Given its regulated monopoly status and commitment to consistent returns, Hydro One is expected to maintain its position as a reliable dividend payer. Investors should monitor OEB announcements regarding rate-setting and major project approvals, as these directly impact the company's financial performance and growth opportunities. Additionally, the company's progress on integrating ESG considerations and addressing climate change risks will be important, as these factors increasingly influence investor sentiment and long-term sustainability.

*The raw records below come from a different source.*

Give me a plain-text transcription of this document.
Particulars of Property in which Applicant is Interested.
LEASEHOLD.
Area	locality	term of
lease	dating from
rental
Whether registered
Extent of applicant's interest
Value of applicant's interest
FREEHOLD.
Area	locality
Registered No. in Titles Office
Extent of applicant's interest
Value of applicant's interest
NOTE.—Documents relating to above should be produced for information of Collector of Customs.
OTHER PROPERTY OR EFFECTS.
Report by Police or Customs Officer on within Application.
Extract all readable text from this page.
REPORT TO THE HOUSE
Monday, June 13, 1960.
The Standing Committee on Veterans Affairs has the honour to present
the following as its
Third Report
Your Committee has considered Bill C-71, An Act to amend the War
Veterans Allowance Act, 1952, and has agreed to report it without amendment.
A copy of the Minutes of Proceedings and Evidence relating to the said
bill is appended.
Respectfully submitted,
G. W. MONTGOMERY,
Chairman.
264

The absence of an external auditor's attestation report on internal controls, while noted, might prompt further scrutiny or a push for its inclusion in future reports to enhance investor assurance. Overall, the company's stable business model and essential role in Ontario's economy suggest a continuation of its predictable, albeit regulated, growth path, with a focus on operational efficiency and strategic infrastructure development.

Financial Metrics

Fiscal Year End December 31, 2025
Total Revenues (2025) $8,993 million
Total Revenues (2024) $8,447 million
Total Revenues Growth ( Yo Y) 6.5%
Revenues, net of purchased power (2025) $4,507 million
Revenues, net of purchased power (2024) $4,304 million
Revenues, net of purchased power Growth ( Yo Y) 4.7%
Profit ( Net Income) (2025) $1,354 million
Profit ( Net Income) (2024) $1,174 million
Profit ( Net Income) Growth ( Yo Y) 15.3%
Earnings Per Share ( E P S) Growth ( Yo Y) 15.3%
Operating, Maintenance, and Administration ( O M& A) Costs (2025) $1,158 million
Operating, Maintenance, and Administration ( O M& A) Costs (2024) $1,259 million
Operating, Maintenance, and Administration ( O M& A) Costs Change ( Yo Y) -8.0%
Depreciation, Amortization, and Asset Removal Costs (2025) $1,101 million
Depreciation, Amortization, and Asset Removal Costs Change ( Yo Y) 4.2%
Financing Charges (2025) $671 million
Financing Charges Change ( Yo Y) 8.8%
Capital Investments (2025) $3,349 million
Capital Investments (2024) $3,045 million
Capital Investments Growth ( Yo Y) 10.0%
Assets Placed In- Service (2025) $2,881 million
Assets Placed In- Service Growth ( Yo Y) 17.7%
Cash from Operating Activities (2025) $2,671 million
Cash from Operating Activities (2024) $2,593 million
Cash from Operating Activities Growth ( Yo Y) 3.0%
Funds From Operations ( F F O) (2025) $2,627 million
Funds From Operations ( F F O) Growth ( Yo Y) 15.2%
Net Debt to capitalization ratio (2025) 58.4%
Net Debt to capitalization ratio (2024) 57.2%
Annualized F F O to Net Debt ratio (2025) 14.5%
Annualized F F O to Net Debt ratio (2024) 13.8%
Transmission Segment Revenue (net of purchased power) Share 54%
Transmission Segment Assets Share 60%
Distribution Segment Revenue (net of purchased power) Share 46%
Distribution Segment Assets Share 38%

Document Information

Analysis Processed

February 14, 2026 at 09:16 AM

Important Disclaimer

This AI-generated analysis is for informational purposes only and does not constitute financial or investment advice. Always consult with qualified professionals and conduct your own research before making investment decisions.